I won’t bore you with benchmark specs and lists of frame rates in all of my favorite games, because those are unique to my hardware configuration, and I said in my previous post, the hardware configuration in this machine (i5-4670K on an MSI G45 Gaming motherboard, with 16GB of Corsair Vengeance memory, along with a 1TB Seagate Barracuda HDD and a 30GB Corsair Nova2 SSD caching drive that gives me dedicate-SSD-like performance with the programs I use the most) was custom designed for me. I will say that it’s lightning fast, though, it chews up any game I throw at it and begs for more, it loads my media near-instantaneously, it’s cut the time required to load my photo editing software from nearly half a minute to little more than five seconds, and it looks positively bad-ass while doing so.

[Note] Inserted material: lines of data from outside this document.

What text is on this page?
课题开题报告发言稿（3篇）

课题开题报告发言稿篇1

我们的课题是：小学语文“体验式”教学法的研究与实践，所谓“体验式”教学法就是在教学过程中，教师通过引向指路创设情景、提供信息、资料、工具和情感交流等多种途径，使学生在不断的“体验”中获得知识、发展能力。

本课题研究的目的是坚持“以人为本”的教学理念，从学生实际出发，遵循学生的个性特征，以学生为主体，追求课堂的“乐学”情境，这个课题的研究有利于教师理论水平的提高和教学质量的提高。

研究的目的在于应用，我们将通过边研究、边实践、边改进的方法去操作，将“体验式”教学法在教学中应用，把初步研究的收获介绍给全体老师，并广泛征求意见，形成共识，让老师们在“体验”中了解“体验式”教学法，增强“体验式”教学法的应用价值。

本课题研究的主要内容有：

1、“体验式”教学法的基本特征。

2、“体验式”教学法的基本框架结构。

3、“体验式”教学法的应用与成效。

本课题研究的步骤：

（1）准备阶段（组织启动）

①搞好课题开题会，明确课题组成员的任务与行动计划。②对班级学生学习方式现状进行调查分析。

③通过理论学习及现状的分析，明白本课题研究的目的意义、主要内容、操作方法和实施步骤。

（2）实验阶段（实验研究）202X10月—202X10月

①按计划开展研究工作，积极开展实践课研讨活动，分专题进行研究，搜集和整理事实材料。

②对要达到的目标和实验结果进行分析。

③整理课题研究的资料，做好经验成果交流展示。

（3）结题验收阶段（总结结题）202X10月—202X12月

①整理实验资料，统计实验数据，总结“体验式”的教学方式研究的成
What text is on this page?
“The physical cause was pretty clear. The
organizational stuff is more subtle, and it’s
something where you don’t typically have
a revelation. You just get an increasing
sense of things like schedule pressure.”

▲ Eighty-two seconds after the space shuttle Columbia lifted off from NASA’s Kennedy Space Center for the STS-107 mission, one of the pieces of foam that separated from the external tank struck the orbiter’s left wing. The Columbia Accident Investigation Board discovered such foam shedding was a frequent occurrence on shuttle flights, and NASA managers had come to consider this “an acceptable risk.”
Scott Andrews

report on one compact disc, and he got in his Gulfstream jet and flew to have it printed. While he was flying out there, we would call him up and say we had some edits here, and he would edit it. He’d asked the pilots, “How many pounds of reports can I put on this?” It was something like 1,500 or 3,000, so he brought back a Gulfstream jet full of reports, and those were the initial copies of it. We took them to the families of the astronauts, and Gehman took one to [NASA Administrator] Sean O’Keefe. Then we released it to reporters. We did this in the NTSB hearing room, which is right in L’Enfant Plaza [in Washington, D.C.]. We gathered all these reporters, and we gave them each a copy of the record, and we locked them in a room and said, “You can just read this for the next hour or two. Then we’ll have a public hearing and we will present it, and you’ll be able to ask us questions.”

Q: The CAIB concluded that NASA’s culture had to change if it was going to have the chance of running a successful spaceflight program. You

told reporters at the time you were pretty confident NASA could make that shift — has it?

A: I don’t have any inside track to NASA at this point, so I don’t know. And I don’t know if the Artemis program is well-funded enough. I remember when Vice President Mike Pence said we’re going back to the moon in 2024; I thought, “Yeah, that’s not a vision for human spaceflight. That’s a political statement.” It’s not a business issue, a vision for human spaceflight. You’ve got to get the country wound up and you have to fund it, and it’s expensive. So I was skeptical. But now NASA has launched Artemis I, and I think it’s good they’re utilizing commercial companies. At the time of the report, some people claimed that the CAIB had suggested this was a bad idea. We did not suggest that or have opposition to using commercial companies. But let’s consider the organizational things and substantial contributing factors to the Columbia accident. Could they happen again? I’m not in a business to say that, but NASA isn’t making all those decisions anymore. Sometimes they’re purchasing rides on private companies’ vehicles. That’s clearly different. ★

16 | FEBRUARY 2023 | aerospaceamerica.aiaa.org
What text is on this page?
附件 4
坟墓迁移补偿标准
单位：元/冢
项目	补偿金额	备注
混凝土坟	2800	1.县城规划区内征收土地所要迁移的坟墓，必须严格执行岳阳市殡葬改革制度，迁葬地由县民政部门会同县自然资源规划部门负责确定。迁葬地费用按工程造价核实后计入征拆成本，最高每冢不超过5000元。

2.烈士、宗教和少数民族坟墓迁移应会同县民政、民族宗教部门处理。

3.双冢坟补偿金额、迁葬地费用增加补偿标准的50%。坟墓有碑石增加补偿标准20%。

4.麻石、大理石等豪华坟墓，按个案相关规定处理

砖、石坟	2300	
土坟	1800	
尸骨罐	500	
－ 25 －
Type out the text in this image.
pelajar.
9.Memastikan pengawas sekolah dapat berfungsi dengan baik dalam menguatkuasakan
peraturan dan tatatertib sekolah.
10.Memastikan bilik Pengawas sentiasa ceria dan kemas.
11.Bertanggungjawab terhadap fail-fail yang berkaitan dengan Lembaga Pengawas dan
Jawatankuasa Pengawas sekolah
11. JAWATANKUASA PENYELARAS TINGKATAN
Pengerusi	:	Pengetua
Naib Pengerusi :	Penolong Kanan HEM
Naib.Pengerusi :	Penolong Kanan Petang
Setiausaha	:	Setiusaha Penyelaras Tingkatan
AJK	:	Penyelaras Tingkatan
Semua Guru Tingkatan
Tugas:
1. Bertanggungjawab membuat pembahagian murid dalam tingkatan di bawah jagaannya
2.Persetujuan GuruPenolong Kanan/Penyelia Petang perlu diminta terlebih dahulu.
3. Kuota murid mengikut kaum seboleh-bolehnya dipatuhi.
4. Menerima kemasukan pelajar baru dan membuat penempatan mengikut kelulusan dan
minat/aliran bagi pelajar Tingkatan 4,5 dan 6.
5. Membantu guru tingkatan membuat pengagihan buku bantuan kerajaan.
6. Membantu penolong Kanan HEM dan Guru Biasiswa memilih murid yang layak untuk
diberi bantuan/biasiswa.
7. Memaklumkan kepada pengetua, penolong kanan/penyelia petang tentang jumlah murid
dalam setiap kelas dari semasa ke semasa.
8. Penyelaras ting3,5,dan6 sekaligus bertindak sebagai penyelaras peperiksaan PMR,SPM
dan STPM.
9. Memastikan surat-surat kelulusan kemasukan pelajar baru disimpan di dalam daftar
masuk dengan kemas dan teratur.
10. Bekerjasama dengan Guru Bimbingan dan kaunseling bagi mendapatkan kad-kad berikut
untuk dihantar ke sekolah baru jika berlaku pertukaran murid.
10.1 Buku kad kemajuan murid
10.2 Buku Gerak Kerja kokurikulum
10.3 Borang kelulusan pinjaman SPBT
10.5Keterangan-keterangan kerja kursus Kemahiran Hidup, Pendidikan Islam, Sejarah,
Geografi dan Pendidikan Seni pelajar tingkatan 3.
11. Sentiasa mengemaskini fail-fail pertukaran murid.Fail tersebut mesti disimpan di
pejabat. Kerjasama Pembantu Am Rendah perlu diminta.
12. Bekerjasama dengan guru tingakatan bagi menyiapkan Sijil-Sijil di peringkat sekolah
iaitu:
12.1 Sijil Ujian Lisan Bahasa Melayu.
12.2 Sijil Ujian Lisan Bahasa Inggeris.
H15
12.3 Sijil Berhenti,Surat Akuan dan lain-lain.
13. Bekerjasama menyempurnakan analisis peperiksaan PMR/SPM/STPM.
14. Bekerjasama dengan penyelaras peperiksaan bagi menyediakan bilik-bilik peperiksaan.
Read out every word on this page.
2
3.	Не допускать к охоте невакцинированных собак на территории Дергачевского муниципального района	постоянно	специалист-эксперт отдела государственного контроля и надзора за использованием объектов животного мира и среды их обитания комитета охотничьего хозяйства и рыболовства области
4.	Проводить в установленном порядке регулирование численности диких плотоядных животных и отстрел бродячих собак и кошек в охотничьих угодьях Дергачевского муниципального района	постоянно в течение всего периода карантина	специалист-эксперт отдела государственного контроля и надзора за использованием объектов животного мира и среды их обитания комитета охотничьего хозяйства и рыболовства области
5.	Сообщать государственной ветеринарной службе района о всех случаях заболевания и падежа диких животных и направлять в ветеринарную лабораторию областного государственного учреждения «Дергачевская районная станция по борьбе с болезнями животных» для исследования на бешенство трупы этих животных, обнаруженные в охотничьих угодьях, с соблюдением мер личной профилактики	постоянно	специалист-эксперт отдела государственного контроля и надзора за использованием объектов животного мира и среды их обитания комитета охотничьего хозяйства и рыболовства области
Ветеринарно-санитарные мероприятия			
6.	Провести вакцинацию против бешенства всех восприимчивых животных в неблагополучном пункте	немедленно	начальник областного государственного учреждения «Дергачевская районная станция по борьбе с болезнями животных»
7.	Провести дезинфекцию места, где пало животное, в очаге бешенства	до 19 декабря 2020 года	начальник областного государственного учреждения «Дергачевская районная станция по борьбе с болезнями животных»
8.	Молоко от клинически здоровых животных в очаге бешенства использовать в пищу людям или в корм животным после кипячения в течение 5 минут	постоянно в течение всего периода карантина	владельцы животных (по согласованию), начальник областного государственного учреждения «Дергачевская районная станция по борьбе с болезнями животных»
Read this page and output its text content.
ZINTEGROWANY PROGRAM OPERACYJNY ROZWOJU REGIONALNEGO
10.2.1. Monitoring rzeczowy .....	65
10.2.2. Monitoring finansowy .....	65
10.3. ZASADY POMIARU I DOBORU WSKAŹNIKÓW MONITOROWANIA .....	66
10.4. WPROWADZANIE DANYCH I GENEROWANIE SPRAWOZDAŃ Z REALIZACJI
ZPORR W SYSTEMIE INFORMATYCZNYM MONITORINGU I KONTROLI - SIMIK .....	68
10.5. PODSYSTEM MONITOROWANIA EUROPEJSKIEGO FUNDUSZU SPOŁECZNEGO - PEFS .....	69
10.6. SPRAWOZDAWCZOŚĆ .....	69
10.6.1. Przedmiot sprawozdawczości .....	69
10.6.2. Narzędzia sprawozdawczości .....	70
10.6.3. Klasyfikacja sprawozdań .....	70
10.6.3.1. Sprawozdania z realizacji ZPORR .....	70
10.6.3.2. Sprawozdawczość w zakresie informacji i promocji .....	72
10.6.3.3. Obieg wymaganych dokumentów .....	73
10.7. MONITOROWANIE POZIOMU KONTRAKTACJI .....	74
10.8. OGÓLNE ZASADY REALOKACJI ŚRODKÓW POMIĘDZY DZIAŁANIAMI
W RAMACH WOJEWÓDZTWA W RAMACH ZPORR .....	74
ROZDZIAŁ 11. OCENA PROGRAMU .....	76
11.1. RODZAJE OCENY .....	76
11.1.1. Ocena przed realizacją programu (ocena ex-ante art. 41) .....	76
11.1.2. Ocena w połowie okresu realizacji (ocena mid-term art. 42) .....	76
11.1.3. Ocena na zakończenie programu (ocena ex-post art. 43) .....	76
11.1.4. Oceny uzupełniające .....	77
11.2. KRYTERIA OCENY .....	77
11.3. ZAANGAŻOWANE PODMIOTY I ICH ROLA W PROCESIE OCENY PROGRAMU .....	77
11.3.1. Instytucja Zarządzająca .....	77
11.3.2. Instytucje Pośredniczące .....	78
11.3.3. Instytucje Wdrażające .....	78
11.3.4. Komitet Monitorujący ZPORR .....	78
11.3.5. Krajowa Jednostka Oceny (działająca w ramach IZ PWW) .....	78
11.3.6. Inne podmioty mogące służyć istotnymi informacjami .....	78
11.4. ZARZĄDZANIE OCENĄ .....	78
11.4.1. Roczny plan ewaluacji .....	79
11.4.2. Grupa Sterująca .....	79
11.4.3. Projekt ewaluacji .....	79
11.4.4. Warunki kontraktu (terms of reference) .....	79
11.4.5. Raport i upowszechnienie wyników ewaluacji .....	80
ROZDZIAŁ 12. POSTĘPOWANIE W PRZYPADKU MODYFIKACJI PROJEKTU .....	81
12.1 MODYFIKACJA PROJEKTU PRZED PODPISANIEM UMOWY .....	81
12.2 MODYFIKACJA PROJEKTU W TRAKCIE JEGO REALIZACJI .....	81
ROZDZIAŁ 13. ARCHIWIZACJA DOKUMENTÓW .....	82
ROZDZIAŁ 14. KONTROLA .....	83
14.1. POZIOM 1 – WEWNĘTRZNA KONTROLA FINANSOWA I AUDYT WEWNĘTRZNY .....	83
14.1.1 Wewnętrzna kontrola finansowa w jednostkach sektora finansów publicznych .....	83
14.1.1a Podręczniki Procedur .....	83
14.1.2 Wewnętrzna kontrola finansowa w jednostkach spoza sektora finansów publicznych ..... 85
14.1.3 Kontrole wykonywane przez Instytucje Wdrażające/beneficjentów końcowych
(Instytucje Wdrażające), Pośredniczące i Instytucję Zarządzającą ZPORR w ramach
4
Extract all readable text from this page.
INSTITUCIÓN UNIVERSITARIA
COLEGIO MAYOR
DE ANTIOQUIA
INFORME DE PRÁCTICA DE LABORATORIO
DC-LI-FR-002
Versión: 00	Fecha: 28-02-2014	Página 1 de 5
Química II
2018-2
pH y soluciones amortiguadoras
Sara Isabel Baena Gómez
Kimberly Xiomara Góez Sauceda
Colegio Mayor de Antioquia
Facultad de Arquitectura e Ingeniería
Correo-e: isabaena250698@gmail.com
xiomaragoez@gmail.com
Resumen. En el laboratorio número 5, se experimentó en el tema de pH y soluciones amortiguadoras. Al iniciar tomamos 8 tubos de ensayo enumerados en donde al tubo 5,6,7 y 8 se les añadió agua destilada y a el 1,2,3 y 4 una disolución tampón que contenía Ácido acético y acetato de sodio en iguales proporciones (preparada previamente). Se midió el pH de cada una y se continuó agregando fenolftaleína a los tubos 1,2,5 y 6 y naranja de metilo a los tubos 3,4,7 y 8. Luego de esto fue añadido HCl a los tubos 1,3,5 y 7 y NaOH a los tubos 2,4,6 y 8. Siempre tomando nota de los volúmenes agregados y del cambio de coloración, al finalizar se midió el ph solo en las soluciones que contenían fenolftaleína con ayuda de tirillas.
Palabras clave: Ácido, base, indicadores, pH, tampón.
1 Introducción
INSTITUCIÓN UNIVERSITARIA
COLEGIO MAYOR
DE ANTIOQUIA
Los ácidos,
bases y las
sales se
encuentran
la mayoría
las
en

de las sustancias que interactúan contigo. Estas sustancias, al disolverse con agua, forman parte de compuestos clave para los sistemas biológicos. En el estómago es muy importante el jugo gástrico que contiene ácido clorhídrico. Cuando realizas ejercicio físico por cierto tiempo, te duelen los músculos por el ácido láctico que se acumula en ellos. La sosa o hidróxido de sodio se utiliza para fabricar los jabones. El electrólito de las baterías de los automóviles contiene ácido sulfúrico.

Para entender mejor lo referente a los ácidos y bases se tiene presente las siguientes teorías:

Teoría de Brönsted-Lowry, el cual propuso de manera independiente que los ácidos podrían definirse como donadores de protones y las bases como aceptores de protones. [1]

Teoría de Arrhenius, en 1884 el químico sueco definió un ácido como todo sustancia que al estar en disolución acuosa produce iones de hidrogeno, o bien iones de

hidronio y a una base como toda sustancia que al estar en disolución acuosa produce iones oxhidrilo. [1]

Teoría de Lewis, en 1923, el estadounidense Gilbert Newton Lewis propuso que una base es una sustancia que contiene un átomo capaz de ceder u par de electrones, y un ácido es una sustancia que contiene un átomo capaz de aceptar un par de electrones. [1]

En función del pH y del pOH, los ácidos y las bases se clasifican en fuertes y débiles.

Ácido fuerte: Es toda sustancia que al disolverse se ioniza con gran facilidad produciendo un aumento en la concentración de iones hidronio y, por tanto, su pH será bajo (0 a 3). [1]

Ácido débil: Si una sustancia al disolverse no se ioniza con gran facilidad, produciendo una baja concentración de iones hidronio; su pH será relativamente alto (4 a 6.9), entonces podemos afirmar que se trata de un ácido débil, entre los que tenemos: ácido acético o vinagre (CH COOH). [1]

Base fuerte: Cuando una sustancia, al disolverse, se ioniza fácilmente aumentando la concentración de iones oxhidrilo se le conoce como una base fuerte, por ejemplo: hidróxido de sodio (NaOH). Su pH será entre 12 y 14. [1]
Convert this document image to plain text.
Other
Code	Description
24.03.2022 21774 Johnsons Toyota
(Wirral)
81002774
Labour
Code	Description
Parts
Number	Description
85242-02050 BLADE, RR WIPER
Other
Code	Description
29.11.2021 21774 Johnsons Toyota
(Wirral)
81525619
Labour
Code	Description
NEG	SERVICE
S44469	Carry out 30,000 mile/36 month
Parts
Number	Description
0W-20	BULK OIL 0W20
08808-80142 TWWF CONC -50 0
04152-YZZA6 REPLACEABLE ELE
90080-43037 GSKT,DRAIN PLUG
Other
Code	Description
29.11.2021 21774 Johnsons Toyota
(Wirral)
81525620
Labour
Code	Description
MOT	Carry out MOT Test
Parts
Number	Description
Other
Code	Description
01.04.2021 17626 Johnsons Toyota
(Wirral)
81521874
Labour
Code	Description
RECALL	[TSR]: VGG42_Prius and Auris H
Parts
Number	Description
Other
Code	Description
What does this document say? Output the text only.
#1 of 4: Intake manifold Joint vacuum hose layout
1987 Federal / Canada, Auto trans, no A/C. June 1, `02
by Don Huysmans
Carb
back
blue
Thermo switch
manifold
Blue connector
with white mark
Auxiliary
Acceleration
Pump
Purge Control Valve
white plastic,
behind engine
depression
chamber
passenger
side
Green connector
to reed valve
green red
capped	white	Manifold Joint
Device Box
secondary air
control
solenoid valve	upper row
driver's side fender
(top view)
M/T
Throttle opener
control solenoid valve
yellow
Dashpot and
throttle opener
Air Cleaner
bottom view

Normally, a new PC purchase (or build) is an anxiety-inducing process for me. I second guess. I suffer buyer’s remorse. I wonder what sort of PC I could have gotten had I only waited a few more months. I can honestly say, though, that the $1300 I dropped on my new Maingear Vybe is the best money I’ve spent in ages. Because from most PC builders, for that amount of money, I could have been a very respectable PC. But from Maingear, I got exactly the PC I wanted and needed, custom built specifically for me, with all of the components I wanted in it and none of the components I didn’t.

Sure, I could have built a similarly specced machine myself and saved a few dollars, but even if I had the time to do so these days, the results wouldn’t have been as good, and I wouldn’t have the technical support of one of the friendliest, most knowledgeable, and most responsive companies I’ve ever dealt with.

I can say with absolutely no hesitation that Maingear has a new customer for life.